A Recipe for Temaki (Sushi hand Roll)
Ingredients:
- 1 lb sushi-grade salmon
- 1 cup uncooked sushi rice, prepared according to package instructions, including seasoned rice vinegar
- 3 tablespoons seasoned rice vinegar (for rice)
- 6 sheets of sushi nori, cut in half into two equal rectangles
- Choice of assorted vegetables, thinly julienned. Choose from: cucumbers, avocados, carrots, bell peppers
- Wasabi paste, wasabi mayonnaise, sriracha mayonnaise, sesame seeds, furikake, fried shallots (optional)

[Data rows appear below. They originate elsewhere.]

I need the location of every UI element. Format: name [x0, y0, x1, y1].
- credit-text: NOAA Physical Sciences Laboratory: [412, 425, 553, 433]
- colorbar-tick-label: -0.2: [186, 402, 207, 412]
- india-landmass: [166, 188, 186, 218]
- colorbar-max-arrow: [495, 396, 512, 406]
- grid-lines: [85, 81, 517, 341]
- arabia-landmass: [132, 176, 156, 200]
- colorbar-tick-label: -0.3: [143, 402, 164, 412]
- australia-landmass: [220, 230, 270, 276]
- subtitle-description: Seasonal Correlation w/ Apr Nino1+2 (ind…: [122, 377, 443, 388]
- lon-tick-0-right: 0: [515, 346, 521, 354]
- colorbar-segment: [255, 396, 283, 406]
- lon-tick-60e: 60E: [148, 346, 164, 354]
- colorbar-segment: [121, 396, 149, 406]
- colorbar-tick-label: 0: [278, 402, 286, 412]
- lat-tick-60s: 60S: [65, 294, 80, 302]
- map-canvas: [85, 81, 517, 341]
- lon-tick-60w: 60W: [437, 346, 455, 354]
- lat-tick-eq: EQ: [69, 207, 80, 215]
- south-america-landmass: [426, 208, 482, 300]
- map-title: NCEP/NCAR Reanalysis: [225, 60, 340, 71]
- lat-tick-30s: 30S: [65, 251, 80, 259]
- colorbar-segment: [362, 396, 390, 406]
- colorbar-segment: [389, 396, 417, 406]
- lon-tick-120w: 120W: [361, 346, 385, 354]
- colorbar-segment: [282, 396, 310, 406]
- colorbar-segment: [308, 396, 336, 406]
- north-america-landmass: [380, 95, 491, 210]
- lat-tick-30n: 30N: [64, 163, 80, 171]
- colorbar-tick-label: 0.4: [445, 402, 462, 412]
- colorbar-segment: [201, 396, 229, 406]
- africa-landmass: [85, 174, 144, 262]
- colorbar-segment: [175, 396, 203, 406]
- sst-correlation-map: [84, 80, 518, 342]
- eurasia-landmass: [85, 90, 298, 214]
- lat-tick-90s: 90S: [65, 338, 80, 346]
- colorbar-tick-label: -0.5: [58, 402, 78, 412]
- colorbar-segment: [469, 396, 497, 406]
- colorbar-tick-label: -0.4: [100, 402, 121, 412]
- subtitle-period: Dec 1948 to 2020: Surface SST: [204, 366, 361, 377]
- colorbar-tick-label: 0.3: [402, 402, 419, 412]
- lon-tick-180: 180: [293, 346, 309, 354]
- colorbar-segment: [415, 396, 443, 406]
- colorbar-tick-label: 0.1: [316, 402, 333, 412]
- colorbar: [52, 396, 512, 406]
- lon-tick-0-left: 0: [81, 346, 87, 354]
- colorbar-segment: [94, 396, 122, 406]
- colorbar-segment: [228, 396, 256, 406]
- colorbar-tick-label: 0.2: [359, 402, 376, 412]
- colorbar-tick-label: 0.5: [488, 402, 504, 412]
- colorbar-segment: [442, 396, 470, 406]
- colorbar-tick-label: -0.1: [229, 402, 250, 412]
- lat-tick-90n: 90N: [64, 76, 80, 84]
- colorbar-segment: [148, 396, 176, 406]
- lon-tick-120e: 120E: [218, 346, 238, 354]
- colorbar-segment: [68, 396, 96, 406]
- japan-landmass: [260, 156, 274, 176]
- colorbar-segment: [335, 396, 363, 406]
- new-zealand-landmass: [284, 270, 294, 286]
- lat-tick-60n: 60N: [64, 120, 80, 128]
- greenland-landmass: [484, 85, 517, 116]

- Small bowl filled with room temperature water
Instructions:
Fill a medium bowl with ice. Slice fish into thin, 1/4 inch by one inch strips or cut into ¼ inch cubes. Place in a small bowl and nestle into the bowl with ice. This is to keep the fish cold while you prepare everything else.
If you have a gas burner, turn one on to medium high and gently wave each piece of nori an inch above the flame for a few seconds on each side to lightly toast. Here’s a video that demonstrates how to do this.
To assemble: hold a piece of nori horizontally in your left hand. Place about a quarter cup of the cooked, seasoned rice in a thin square on the left side of the nori, leaving the right side plain. Place a few strips of fish (or a couple of tablespoons of cubed fish) and vegetables, plus a dab of wasabi or flavored mayo and a sprinkle of sesame seeds, furikake, or shallots, if using, in the middle of the rice square. Roll the nori into a cone by taking the bottom left corner and lifting it to meet the top-middle portion, about where the top right corner of the rice square is. Continue rolling in this direction until you have a cone. Dip finger in water and gently moisten the edge of the nori to help it stick. You can watch a video of the rolling in action online here.
Eat as soon as possible and roll another one when you’re done!